Ten behoeve van de landschappelijke inpassing zijn binnen de aanduiding ‘groen’ geen gebouwen of bouwwerken, geen gebouwen zijnde toegestaan.
  
3.3 Afwijken van de bouwregels
 
3.3.1 Vergroten inhoud woning met 10%
 
Bij een omgevingsvergunning kan worden afgeweken van het bepaalde in lid 3.2 en sublid 3.2.2 ten behoeve van het vergroten van de inhoudsmaat van de woning met 10%, indien en voor zover deze woning een zodanige inhoud heeft dat deze op grond van het bepaald in lid 3.2 en sublid 3.2.2 onder c sub 2 niet met 10% kan worden uitgebreid, mits er geen sprake is van een onevenredige aantasting van:
  1. de gebruiksmogelijkheden van de aangrenzende gronden;
  2. het bebouwings- en landschapsbeeld;
  3. de verkeersveiligheid.
3.3.2 Surplusregeling
 
Bij een omgevingsvergunning kan worden afgeweken van het bepaalde in lid 3.2 en sublid 3.2.2 voor vergroting van de oppervlakte van bijgebouwen, mits:
  1. er sprake is van sloop van voormalige (agrarische) bedrijfsgebouwen;
  2. maximaal 60% van de oppervlakte van de gesloopte gebouwen wordt terug gebouwd als bijgebouw;
  3. in afwijking van lid b bij kassen maximaal 20% van het gesloopte oppervlak wordt terug gebouwd als bijgebouw;
  4. de gezamenlijke oppervlakte van bijgebouwen en overkappingen na realisatie niet meer bedraagt dan 400 m². 

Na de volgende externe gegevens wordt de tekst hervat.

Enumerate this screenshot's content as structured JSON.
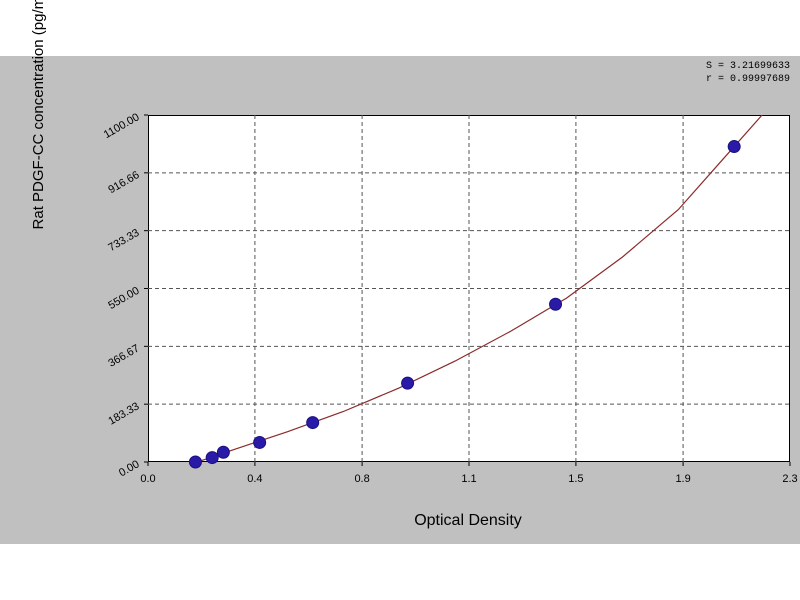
{
  "chart_data": {
    "type": "scatter",
    "xlabel": "Optical Density",
    "ylabel": "Rat PDGF-CC concentration (pg/ml)",
    "xlim": [
      0,
      2.3
    ],
    "ylim": [
      0,
      1100
    ],
    "x_ticks": [
      "0.0",
      "0.4",
      "0.8",
      "1.1",
      "1.5",
      "1.9",
      "2.3"
    ],
    "x_tick_values": [
      0,
      0.383,
      0.767,
      1.15,
      1.533,
      1.917,
      2.3
    ],
    "y_ticks": [
      "0.00",
      "183.33",
      "366.67",
      "550.00",
      "733.33",
      "916.66",
      "1100.00"
    ],
    "y_tick_values": [
      0,
      183.33,
      366.67,
      550,
      733.33,
      916.66,
      1100
    ],
    "grid": true,
    "series": [
      {
        "values": [
          {
            "x": 0.17,
            "y": 0
          },
          {
            "x": 0.23,
            "y": 14
          },
          {
            "x": 0.27,
            "y": 31
          },
          {
            "x": 0.4,
            "y": 62
          },
          {
            "x": 0.59,
            "y": 125
          },
          {
            "x": 0.93,
            "y": 250
          },
          {
            "x": 1.46,
            "y": 500
          },
          {
            "x": 2.1,
            "y": 1000
          }
        ],
        "color": "#2a1aa8"
      }
    ],
    "fit_curve": {
      "color": "#8b2a2a",
      "points": [
        {
          "x": 0.15,
          "y": -8
        },
        {
          "x": 0.3,
          "y": 37
        },
        {
          "x": 0.5,
          "y": 96
        },
        {
          "x": 0.7,
          "y": 160
        },
        {
          "x": 0.9,
          "y": 235
        },
        {
          "x": 1.1,
          "y": 320
        },
        {
          "x": 1.3,
          "y": 415
        },
        {
          "x": 1.5,
          "y": 520
        },
        {
          "x": 1.7,
          "y": 650
        },
        {
          "x": 1.9,
          "y": 800
        },
        {
          "x": 2.05,
          "y": 950
        },
        {
          "x": 2.2,
          "y": 1100
        }
      ]
    },
    "annotations": [
      "S = 3.21699633",
      "r = 0.99997689"
    ]
  }
}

3.3.3 Dakhelling van minder dan 30°
 
Bij een omgevingsvergunning kan worden afgeweken van het bepaalde in lid 3.2 en sublid 3.2.2 ten behoeve van een dakhelling van minder dan 30° dan wel een platte afdekking, mits:
  1. dit stedenbouwkundig aanvaardbaar is;
  2. mits er geen sprake is van een onevenredige aantasting van:
    1. de gebruiksmogelijkheden van de aangrenzende gronden;
    2. het bebouwings- en landschapsbeeld;
    3. de verkeersveiligheid. 
3.4 Specifieke gebruiksregels
 
3.4.1 Strijdig gebruik
 
Onder gebruik in strijd met deze bestemming wordt in ieder geval verstaan:
  1. het gebruik van (een gedeelte van) woningen voor detailhandel, anders dan is toegestaan op grond van lid 3.1 en sublid 3.4.2;
  2. het gebruiken van bijgebouwen bij een woning als zelfstandige woning en als afhankelijke woonruimte.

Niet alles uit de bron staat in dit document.